Jan-Peter Warnke : La population de l’Est du pays dispose d’un sixième sens pour les idées et discerne clairement ce qui est réalisé pour des causes idéologiques et ce qui l’est pour des raisons pratiques. En conséquence, pour nous, réussir dans l’Est est plus facile.
Breizh-info : Le BSW perce surtout parce que Sahra Wagenknecht en est la figure de proue !
Jan-Peter Warnke : Elle est la voix et le visage d’un politique qui nomme les problèmes. Elle ne tourne pas autour du pot afin de décrire ces derniers. Elle fait face et nomme les difficultés que rencontre le pays. Elle a des solutions aux ennuis graves que connaît celui-ci.

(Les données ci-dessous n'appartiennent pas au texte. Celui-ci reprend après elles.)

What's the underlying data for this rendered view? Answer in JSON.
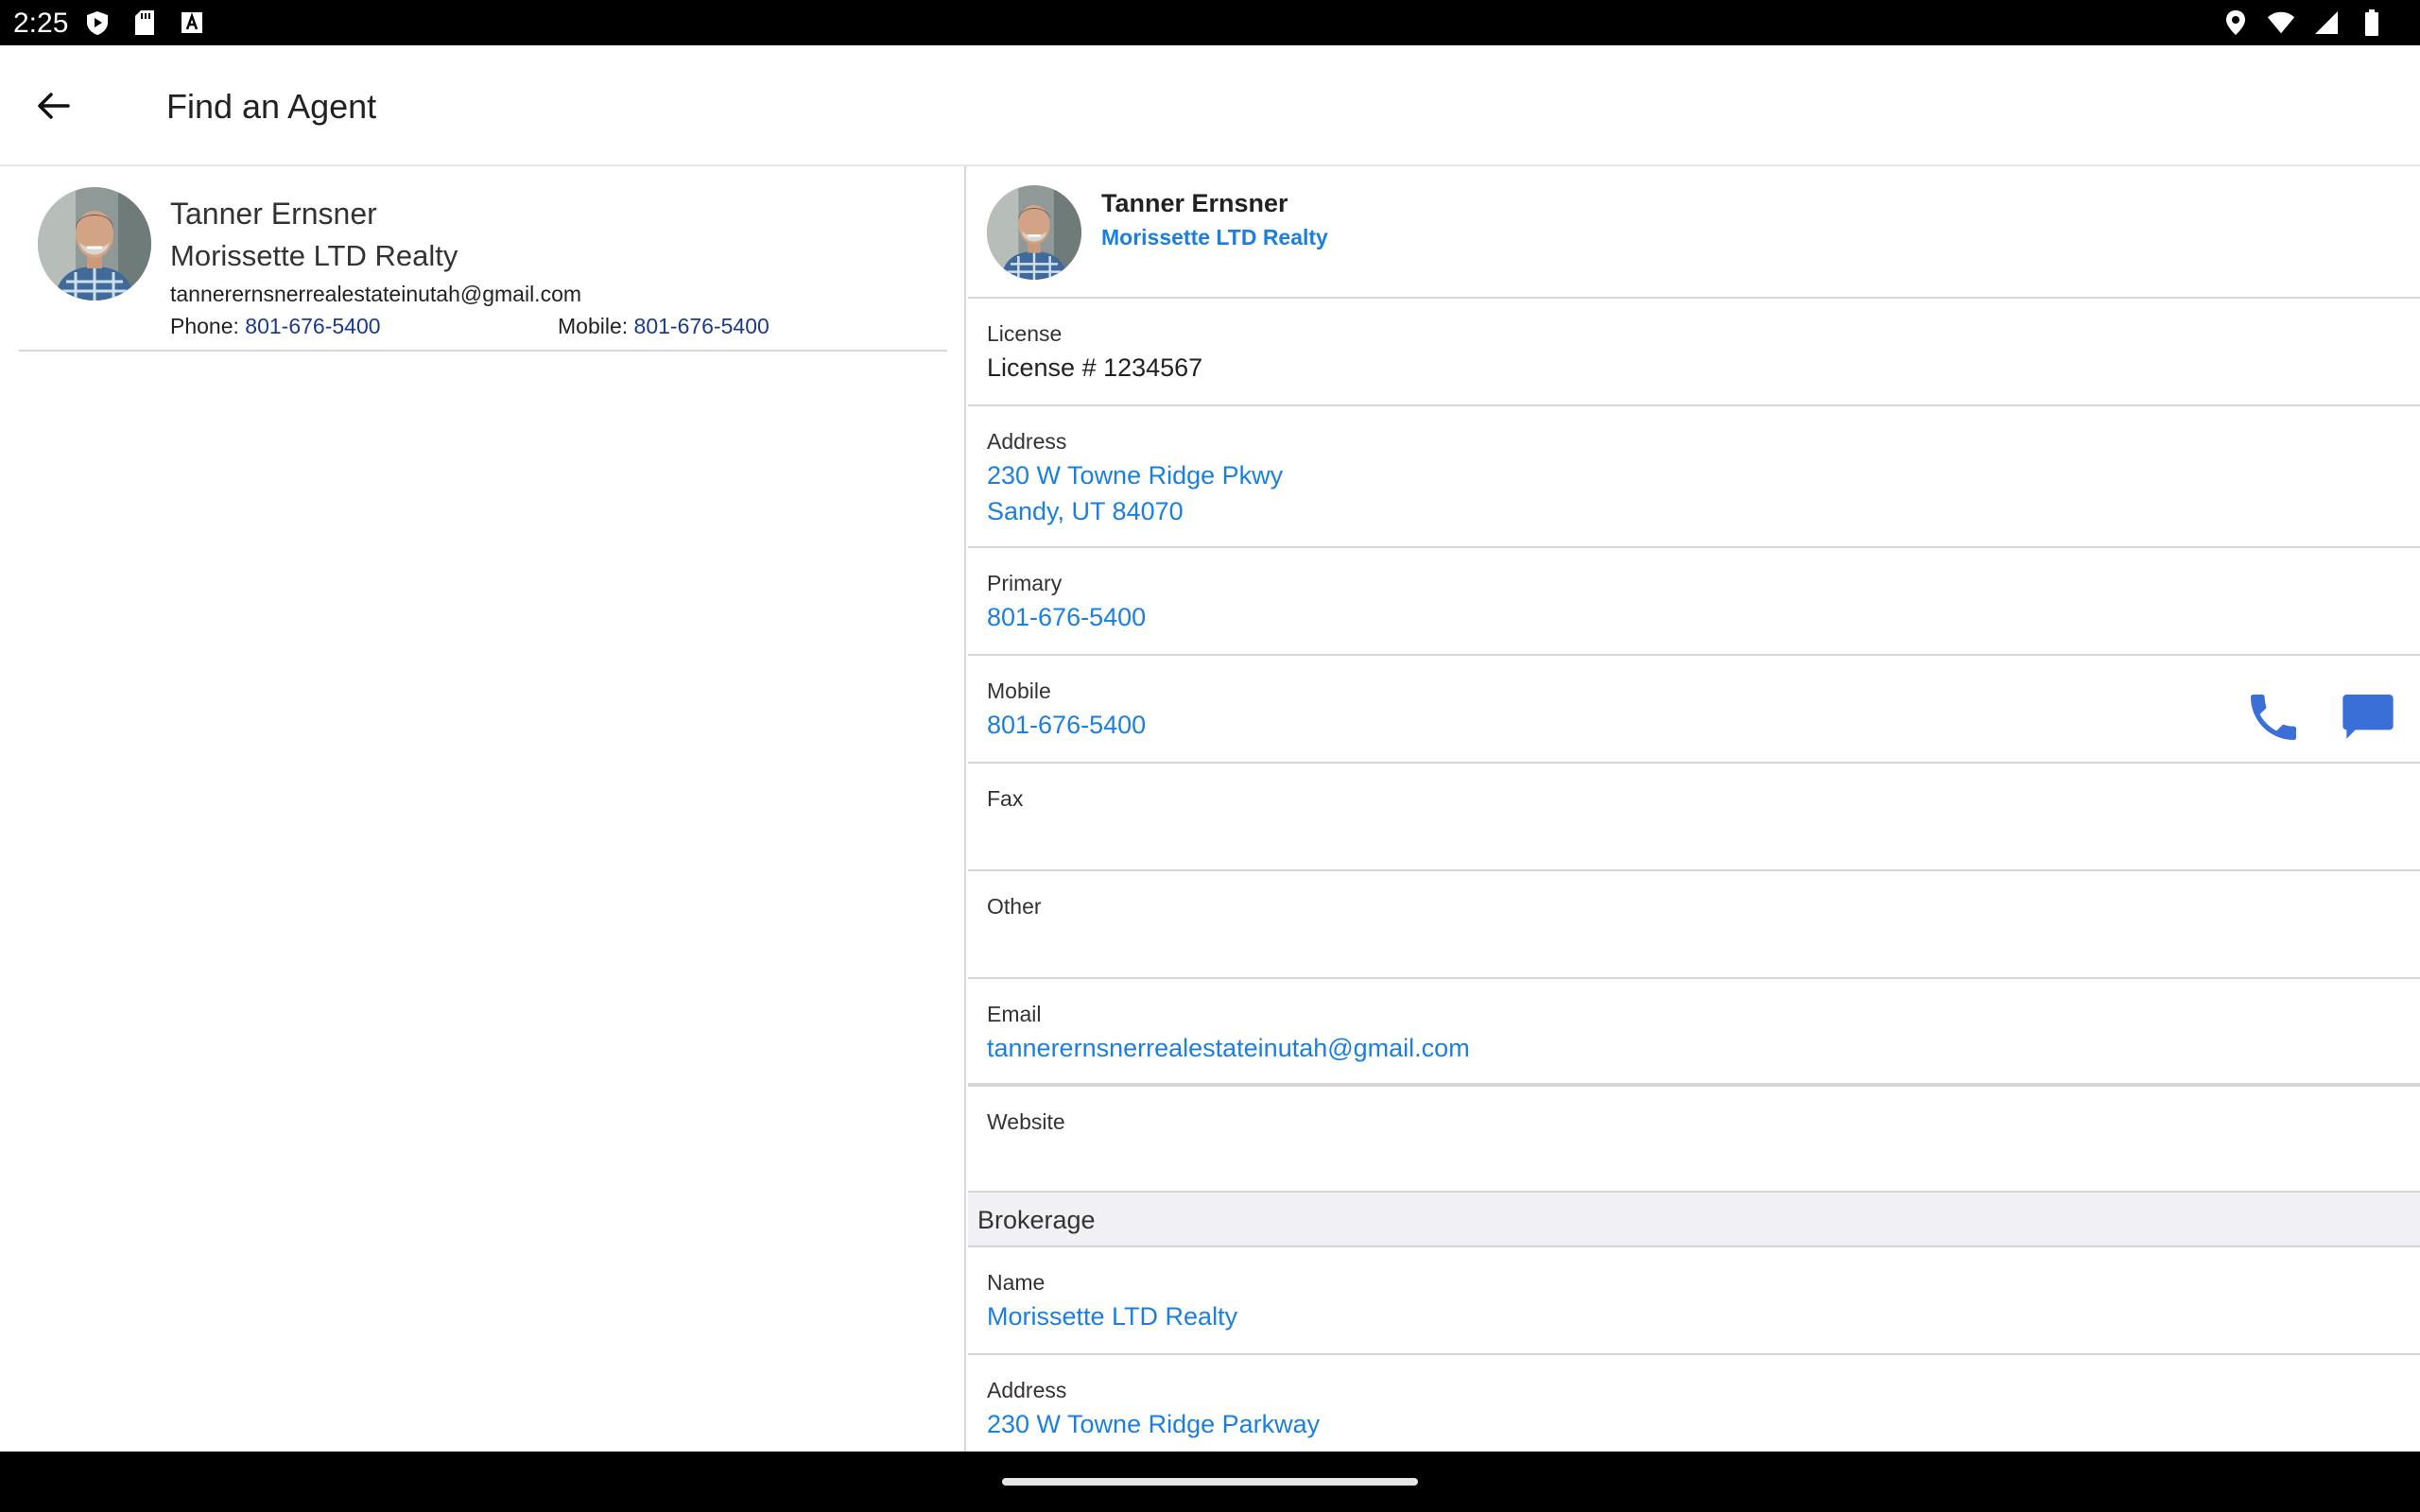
{
  "status_bar": {
    "time": "2:25",
    "left_icons": [
      "play-protect-icon",
      "sd-card-icon",
      "font-a-icon"
    ],
    "right_icons": [
      "location-icon",
      "wifi-icon",
      "cell-signal-icon",
      "battery-icon"
    ]
  },
  "app_bar": {
    "title": "Find an Agent",
    "back_icon": "arrow-left-icon"
  },
  "agent_list": [
    {
      "name": "Tanner Ernsner",
      "company": "Morissette LTD Realty",
      "email": "tannerernsnerrealestateinutah@gmail.com",
      "phone_label": "Phone: ",
      "phone": "801-676-5400",
      "mobile_label": "Mobile: ",
      "mobile": "801-676-5400"
    }
  ],
  "detail": {
    "name": "Tanner Ernsner",
    "company": "Morissette LTD Realty",
    "fields": {
      "license": {
        "label": "License",
        "value": "License # 1234567"
      },
      "address": {
        "label": "Address",
        "line1": "230 W Towne Ridge Pkwy",
        "line2": "Sandy, UT 84070"
      },
      "primary": {
        "label": "Primary",
        "value": "801-676-5400"
      },
      "mobile": {
        "label": "Mobile",
        "value": "801-676-5400"
      },
      "fax": {
        "label": "Fax",
        "value": ""
      },
      "other": {
        "label": "Other",
        "value": ""
      },
      "email": {
        "label": "Email",
        "value": "tannerernsnerrealestateinutah@gmail.com"
      },
      "website": {
        "label": "Website",
        "value": ""
      }
    },
    "brokerage": {
      "section_title": "Brokerage",
      "name": {
        "label": "Name",
        "value": "Morissette LTD Realty"
      },
      "address": {
        "label": "Address",
        "line1": "230 W Towne Ridge Parkway"
      }
    },
    "action_icons": [
      "phone-icon",
      "message-icon"
    ]
  },
  "colors": {
    "link": "#1a7fe0",
    "link_dark": "#1a3a8a",
    "icon_blue": "#3b6fd8",
    "section_bg": "#f1f1f5"
  }
}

Breizh-info : Et son mari Oskar Lafontaine est aussi dans le BSW !
Jan-Peter Warnke : Oui, il est aussi dans le parti et toujours en arrière-plan. Il est probablement l’un des conseillers de Sahra.

Breizh-info : Et la relation du BSW avec le parti patriotique AfD ? Pensez-vous que, dans le futur, ces deux formations politiques pourraient diriger ensemble un des États fédérés situés dans l’Est du pays ?
Jan-Peter Warnke : En Allemagne, l’AfD est placée derrière un pare-feu. Les autres partis estiment devoir éviter de discuter avec cette formation politique. Nous ne pensons pas que ne pas leur parler permette de résoudre des problèmes.
Mais, selon nous, le programme de l’AfD ne conduit, en aucune manière, à solutionner les difficultés structurelles que rencontre l’Allemagne. En conséquence, aucune base commune n’existe entre l’AfD et le BSW. Et cela, non pas pour des raisons idéologiques, mais pour celles de contenu.
Par exemple, en Allemagne, le système de santé est proche de l’effondrement. Le remède proposé par l’AfD est la privatisation. Je ne pense pas que cela constitue le bon choix. Notre solution se situe aux antipodes. Nous acceptons de parler avec tout le monde, mais nos objectifs politiques sont complètement différents. Je ne vois pas de base de collaboration.
Breizh-info : Vous pourriez être contraints, à l’issue d’un scrutin dans un des États fédérés de l’Est, de choisir d’y gouverner, soit avec l’AfD, soit avec les partis du système, comme les démocrates-chrétiens de la CDU et les sociaux-démocrates du SPD.
Jan-Peter Warnke : Je pense qu’il est mieux qu’une opposition fondamentale existe dans ce pays. Je ne vois personne, pour le moment, qui suit notre stratégie. Mais les temps peuvent changer.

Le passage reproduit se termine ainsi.